Dom
10
Jul
2011

Homilía XV Domingo del tiempo ordinario

Año litúrgico 2010 - 2011 - (Ciclo A)

El que tenga oídos que oiga

Pautas para la homilía de hoy

Reflexión del Evangelio de hoy

La Palabra de Dios es siempre actual. Siempre sugerente y transformadora. En muchas ocasiones estamos acostumbrados a leer los evangelios como historietas, relatos piadosos de hace dos mil años; sin embargo nos equivocamos. Incluso para aquella persona que se acerca a ella desde la incredulidad resulta impactante, aunque solo sea por la belleza estética de su composición.

La fecundidad de la Palabra de Dios depende de nuestra libertad y de nuestra capacidad de dejarnos influir por ella. Los frutos que llegue a producir dependen, por lo tanto, de la acogida que le demos. La Palabra de Dios no es una fuerza contraria a la libertad humana, ni su eficacia es la de la magia.

En la segunda lectura vemos resaltada la esperanza. No debemos juzgar el presente con los criterios de lo que fue o de lo que es en la actualidad, sino desde la perspectiva de lo que puede llegar a ser.
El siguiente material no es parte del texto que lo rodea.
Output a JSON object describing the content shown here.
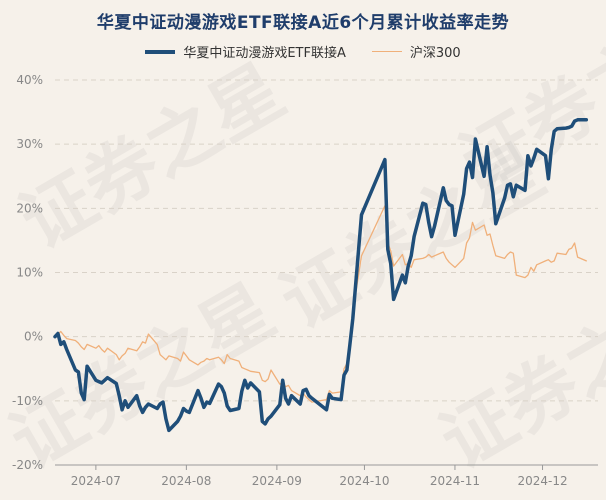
{
  "chart_data": {
    "type": "line",
    "title": "华夏中证动漫游戏ETF联接A近6个月累计收益率走势",
    "watermark": "证券之星",
    "ylim": [
      -20,
      40
    ],
    "yticks": [
      -20,
      -10,
      0,
      10,
      20,
      30,
      40
    ],
    "ytick_labels": [
      "-20%",
      "-10%",
      "0%",
      "10%",
      "20%",
      "30%",
      "40%"
    ],
    "x_range": [
      "2024-06-17",
      "2024-12-20"
    ],
    "xticks": [
      "2024-07-01",
      "2024-08-01",
      "2024-09-01",
      "2024-10-01",
      "2024-11-01",
      "2024-12-01"
    ],
    "xtick_labels": [
      "2024-07",
      "2024-08",
      "2024-09",
      "2024-10",
      "2024-11",
      "2024-12"
    ],
    "grid": true,
    "legend_position": "top-center",
    "series": [
      {
        "name": "华夏中证动漫游戏ETF联接A",
        "color": "#1f4e79",
        "points": [
          [
            "2024-06-17",
            0
          ],
          [
            "2024-06-18",
            0.5
          ],
          [
            "2024-06-19",
            -1.2
          ],
          [
            "2024-06-20",
            -0.8
          ],
          [
            "2024-06-21",
            -2
          ],
          [
            "2024-06-24",
            -5.2
          ],
          [
            "2024-06-25",
            -5.5
          ],
          [
            "2024-06-26",
            -8.8
          ],
          [
            "2024-06-27",
            -9.8
          ],
          [
            "2024-06-28",
            -4.6
          ],
          [
            "2024-07-01",
            -6.8
          ],
          [
            "2024-07-02",
            -7
          ],
          [
            "2024-07-03",
            -7.2
          ],
          [
            "2024-07-04",
            -6.8
          ],
          [
            "2024-07-05",
            -6.4
          ],
          [
            "2024-07-08",
            -7.3
          ],
          [
            "2024-07-09",
            -9.2
          ],
          [
            "2024-07-10",
            -11.4
          ],
          [
            "2024-07-11",
            -10
          ],
          [
            "2024-07-12",
            -11
          ],
          [
            "2024-07-15",
            -9.2
          ],
          [
            "2024-07-16",
            -10.8
          ],
          [
            "2024-07-17",
            -11.8
          ],
          [
            "2024-07-18",
            -11
          ],
          [
            "2024-07-19",
            -10.5
          ],
          [
            "2024-07-22",
            -11.2
          ],
          [
            "2024-07-23",
            -10.5
          ],
          [
            "2024-07-24",
            -10.2
          ],
          [
            "2024-07-25",
            -12.8
          ],
          [
            "2024-07-26",
            -14.6
          ],
          [
            "2024-07-29",
            -13.2
          ],
          [
            "2024-07-30",
            -12.4
          ],
          [
            "2024-07-31",
            -11.2
          ],
          [
            "2024-08-01",
            -11.6
          ],
          [
            "2024-08-02",
            -11.8
          ],
          [
            "2024-08-05",
            -8.4
          ],
          [
            "2024-08-06",
            -9.6
          ],
          [
            "2024-08-07",
            -11
          ],
          [
            "2024-08-08",
            -10.2
          ],
          [
            "2024-08-09",
            -10.4
          ],
          [
            "2024-08-12",
            -7.4
          ],
          [
            "2024-08-13",
            -7.8
          ],
          [
            "2024-08-14",
            -8.8
          ],
          [
            "2024-08-15",
            -10.8
          ],
          [
            "2024-08-16",
            -11.5
          ],
          [
            "2024-08-19",
            -11.2
          ],
          [
            "2024-08-20",
            -8.5
          ],
          [
            "2024-08-21",
            -6.8
          ],
          [
            "2024-08-22",
            -8
          ],
          [
            "2024-08-23",
            -7.2
          ],
          [
            "2024-08-26",
            -8.6
          ],
          [
            "2024-08-27",
            -13.2
          ],
          [
            "2024-08-28",
            -13.6
          ],
          [
            "2024-08-29",
            -12.8
          ],
          [
            "2024-08-30",
            -12.4
          ],
          [
            "2024-09-02",
            -10.6
          ],
          [
            "2024-09-03",
            -6.8
          ],
          [
            "2024-09-04",
            -9.6
          ],
          [
            "2024-09-05",
            -10.5
          ],
          [
            "2024-09-06",
            -9.2
          ],
          [
            "2024-09-09",
            -10.5
          ],
          [
            "2024-09-10",
            -8.4
          ],
          [
            "2024-09-11",
            -8.2
          ],
          [
            "2024-09-12",
            -9.2
          ],
          [
            "2024-09-13",
            -9.6
          ],
          [
            "2024-09-18",
            -11.4
          ],
          [
            "2024-09-19",
            -9
          ],
          [
            "2024-09-20",
            -9.6
          ],
          [
            "2024-09-23",
            -9.8
          ],
          [
            "2024-09-24",
            -6
          ],
          [
            "2024-09-25",
            -5.2
          ],
          [
            "2024-09-26",
            -1.2
          ],
          [
            "2024-09-27",
            2.8
          ],
          [
            "2024-09-30",
            19
          ],
          [
            "2024-10-08",
            27.6
          ],
          [
            "2024-10-09",
            13.6
          ],
          [
            "2024-10-10",
            11.4
          ],
          [
            "2024-10-11",
            5.8
          ],
          [
            "2024-10-14",
            9.6
          ],
          [
            "2024-10-15",
            8.4
          ],
          [
            "2024-10-16",
            11
          ],
          [
            "2024-10-17",
            12.6
          ],
          [
            "2024-10-18",
            15.6
          ],
          [
            "2024-10-21",
            20.8
          ],
          [
            "2024-10-22",
            20.6
          ],
          [
            "2024-10-23",
            17.8
          ],
          [
            "2024-10-24",
            15.6
          ],
          [
            "2024-10-25",
            17.2
          ],
          [
            "2024-10-28",
            23.2
          ],
          [
            "2024-10-29",
            21.2
          ],
          [
            "2024-10-30",
            20.6
          ],
          [
            "2024-10-31",
            20.4
          ],
          [
            "2024-11-01",
            15.8
          ],
          [
            "2024-11-04",
            22.2
          ],
          [
            "2024-11-05",
            26.2
          ],
          [
            "2024-11-06",
            27.2
          ],
          [
            "2024-11-07",
            24.8
          ],
          [
            "2024-11-08",
            30.8
          ],
          [
            "2024-11-11",
            25
          ],
          [
            "2024-11-12",
            29.6
          ],
          [
            "2024-11-13",
            25.2
          ],
          [
            "2024-11-14",
            22.4
          ],
          [
            "2024-11-15",
            17.6
          ],
          [
            "2024-11-18",
            21.6
          ],
          [
            "2024-11-19",
            23.6
          ],
          [
            "2024-11-20",
            23.8
          ],
          [
            "2024-11-21",
            21.8
          ],
          [
            "2024-11-22",
            23.6
          ],
          [
            "2024-11-25",
            22.8
          ],
          [
            "2024-11-26",
            28.2
          ],
          [
            "2024-11-27",
            26.6
          ],
          [
            "2024-11-28",
            27.8
          ],
          [
            "2024-11-29",
            29.2
          ],
          [
            "2024-12-02",
            28.2
          ],
          [
            "2024-12-03",
            24.6
          ],
          [
            "2024-12-04",
            29.2
          ],
          [
            "2024-12-05",
            32
          ],
          [
            "2024-12-06",
            32.4
          ],
          [
            "2024-12-09",
            32.5
          ],
          [
            "2024-12-10",
            32.6
          ],
          [
            "2024-12-11",
            32.8
          ],
          [
            "2024-12-12",
            33.6
          ],
          [
            "2024-12-13",
            33.8
          ],
          [
            "2024-12-16",
            33.8
          ]
        ]
      },
      {
        "name": "沪深300",
        "color": "#f0b07a",
        "points": [
          [
            "2024-06-17",
            0
          ],
          [
            "2024-06-18",
            0.4
          ],
          [
            "2024-06-19",
            0.8
          ],
          [
            "2024-06-20",
            0.2
          ],
          [
            "2024-06-21",
            -0.3
          ],
          [
            "2024-06-24",
            -0.6
          ],
          [
            "2024-06-25",
            -1
          ],
          [
            "2024-06-26",
            -1.6
          ],
          [
            "2024-06-27",
            -2
          ],
          [
            "2024-06-28",
            -1.2
          ],
          [
            "2024-07-01",
            -1.8
          ],
          [
            "2024-07-02",
            -1.4
          ],
          [
            "2024-07-03",
            -2
          ],
          [
            "2024-07-04",
            -2.4
          ],
          [
            "2024-07-05",
            -1.8
          ],
          [
            "2024-07-08",
            -2.8
          ],
          [
            "2024-07-09",
            -3.6
          ],
          [
            "2024-07-10",
            -3
          ],
          [
            "2024-07-11",
            -2.6
          ],
          [
            "2024-07-12",
            -1.8
          ],
          [
            "2024-07-15",
            -2.2
          ],
          [
            "2024-07-16",
            -1.6
          ],
          [
            "2024-07-17",
            -0.8
          ],
          [
            "2024-07-18",
            -1
          ],
          [
            "2024-07-19",
            0.4
          ],
          [
            "2024-07-22",
            -1.2
          ],
          [
            "2024-07-23",
            -2.8
          ],
          [
            "2024-07-24",
            -3.2
          ],
          [
            "2024-07-25",
            -3.6
          ],
          [
            "2024-07-26",
            -3
          ],
          [
            "2024-07-29",
            -3.4
          ],
          [
            "2024-07-30",
            -3.8
          ],
          [
            "2024-07-31",
            -2.4
          ],
          [
            "2024-08-01",
            -3
          ],
          [
            "2024-08-02",
            -3.6
          ],
          [
            "2024-08-05",
            -4.4
          ],
          [
            "2024-08-06",
            -4
          ],
          [
            "2024-08-07",
            -3.8
          ],
          [
            "2024-08-08",
            -3.4
          ],
          [
            "2024-08-09",
            -3.6
          ],
          [
            "2024-08-12",
            -3.2
          ],
          [
            "2024-08-13",
            -3.6
          ],
          [
            "2024-08-14",
            -4.2
          ],
          [
            "2024-08-15",
            -2.8
          ],
          [
            "2024-08-16",
            -3.4
          ],
          [
            "2024-08-19",
            -3.8
          ],
          [
            "2024-08-20",
            -4.8
          ],
          [
            "2024-08-21",
            -5
          ],
          [
            "2024-08-22",
            -5.2
          ],
          [
            "2024-08-23",
            -5.4
          ],
          [
            "2024-08-26",
            -5.6
          ],
          [
            "2024-08-27",
            -6.8
          ],
          [
            "2024-08-28",
            -7
          ],
          [
            "2024-08-29",
            -6.6
          ],
          [
            "2024-08-30",
            -5.2
          ],
          [
            "2024-09-02",
            -7.4
          ],
          [
            "2024-09-03",
            -7.2
          ],
          [
            "2024-09-04",
            -7.8
          ],
          [
            "2024-09-05",
            -7.6
          ],
          [
            "2024-09-06",
            -8.4
          ],
          [
            "2024-09-09",
            -9.2
          ],
          [
            "2024-09-10",
            -8.8
          ],
          [
            "2024-09-11",
            -9.4
          ],
          [
            "2024-09-12",
            -9.8
          ],
          [
            "2024-09-13",
            -10.2
          ],
          [
            "2024-09-18",
            -9.8
          ],
          [
            "2024-09-19",
            -8.4
          ],
          [
            "2024-09-20",
            -8.8
          ],
          [
            "2024-09-23",
            -8.6
          ],
          [
            "2024-09-24",
            -5
          ],
          [
            "2024-09-25",
            -4.2
          ],
          [
            "2024-09-26",
            -0.6
          ],
          [
            "2024-09-27",
            3.8
          ],
          [
            "2024-09-30",
            12.6
          ],
          [
            "2024-10-08",
            20.4
          ],
          [
            "2024-10-09",
            14.6
          ],
          [
            "2024-10-10",
            13.4
          ],
          [
            "2024-10-11",
            11
          ],
          [
            "2024-10-14",
            12.8
          ],
          [
            "2024-10-15",
            11.2
          ],
          [
            "2024-10-16",
            11.4
          ],
          [
            "2024-10-17",
            10.8
          ],
          [
            "2024-10-18",
            12
          ],
          [
            "2024-10-21",
            12.2
          ],
          [
            "2024-10-22",
            12.4
          ],
          [
            "2024-10-23",
            12.8
          ],
          [
            "2024-10-24",
            12.4
          ],
          [
            "2024-10-25",
            12.6
          ],
          [
            "2024-10-28",
            13.2
          ],
          [
            "2024-10-29",
            12.2
          ],
          [
            "2024-10-30",
            11.6
          ],
          [
            "2024-10-31",
            11.2
          ],
          [
            "2024-11-01",
            10.8
          ],
          [
            "2024-11-04",
            12.2
          ],
          [
            "2024-11-05",
            14.6
          ],
          [
            "2024-11-06",
            15.4
          ],
          [
            "2024-11-07",
            17.8
          ],
          [
            "2024-11-08",
            16.6
          ],
          [
            "2024-11-11",
            17.4
          ],
          [
            "2024-11-12",
            15.8
          ],
          [
            "2024-11-13",
            16
          ],
          [
            "2024-11-14",
            14.2
          ],
          [
            "2024-11-15",
            12.6
          ],
          [
            "2024-11-18",
            12.2
          ],
          [
            "2024-11-19",
            12.8
          ],
          [
            "2024-11-20",
            13.2
          ],
          [
            "2024-11-21",
            13
          ],
          [
            "2024-11-22",
            9.6
          ],
          [
            "2024-11-25",
            9.2
          ],
          [
            "2024-11-26",
            9.6
          ],
          [
            "2024-11-27",
            10.8
          ],
          [
            "2024-11-28",
            10.2
          ],
          [
            "2024-11-29",
            11.2
          ],
          [
            "2024-12-02",
            11.8
          ],
          [
            "2024-12-03",
            12
          ],
          [
            "2024-12-04",
            11.6
          ],
          [
            "2024-12-05",
            11.8
          ],
          [
            "2024-12-06",
            13
          ],
          [
            "2024-12-09",
            12.8
          ],
          [
            "2024-12-10",
            13.6
          ],
          [
            "2024-12-11",
            13.8
          ],
          [
            "2024-12-12",
            14.6
          ],
          [
            "2024-12-13",
            12.4
          ],
          [
            "2024-12-16",
            11.8
          ]
        ]
      }
    ]
  }
}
La creación entera, como dice san Pablo, está en un proceso de transformación. Transformación que es liberadora: estamos librándonos de la corrupción, del dolor, de la esclavitud. Desde esta perspectiva nos es posible esperar la novedad: lo presente, deficiente, limitado, no es comparable a la felicidad ni a la plenitud que nos espera. Hemos, pues, de trabajar para construir ese futuro. Ese trabajo, esa espera activa, es también parte de la actitud de acogida de la Palabra de la que hablábamos antes.

Vivir en la esperanza implica no desesperar, aún en las peores circunstancias. Ante el desierto podemos caer en la tentación de la actitud derrotista, de pensar que la tierra no es fértil. Pero la Palabra es eficaz siempre que sea acogida. Si no desesperamos el desierto puede llegar a convertirse en un vergel. Nuestro Dios es un Dios de novedad inagotable: Él puede hacer nuevas todas las cosas.

Nuestro corazón es la tierra fértil en la que la Palabra es semilla. Como el agricultor, con esfuerzo y trabajo, podemos generar las condiciones adecuadas que hagan germinar esa semilla, que la permitan crecer y dar frutos abundantes. La tierra fértil va contagiando su fertilidad: el trabajo del corazón no es un trabajo egoísta, siempre está abierto a los demás, a unas relaciones más humanas, más fraternas. Los frutos de la Palabra de Dios no son solamente felicidad para uno, son además alegría compartida.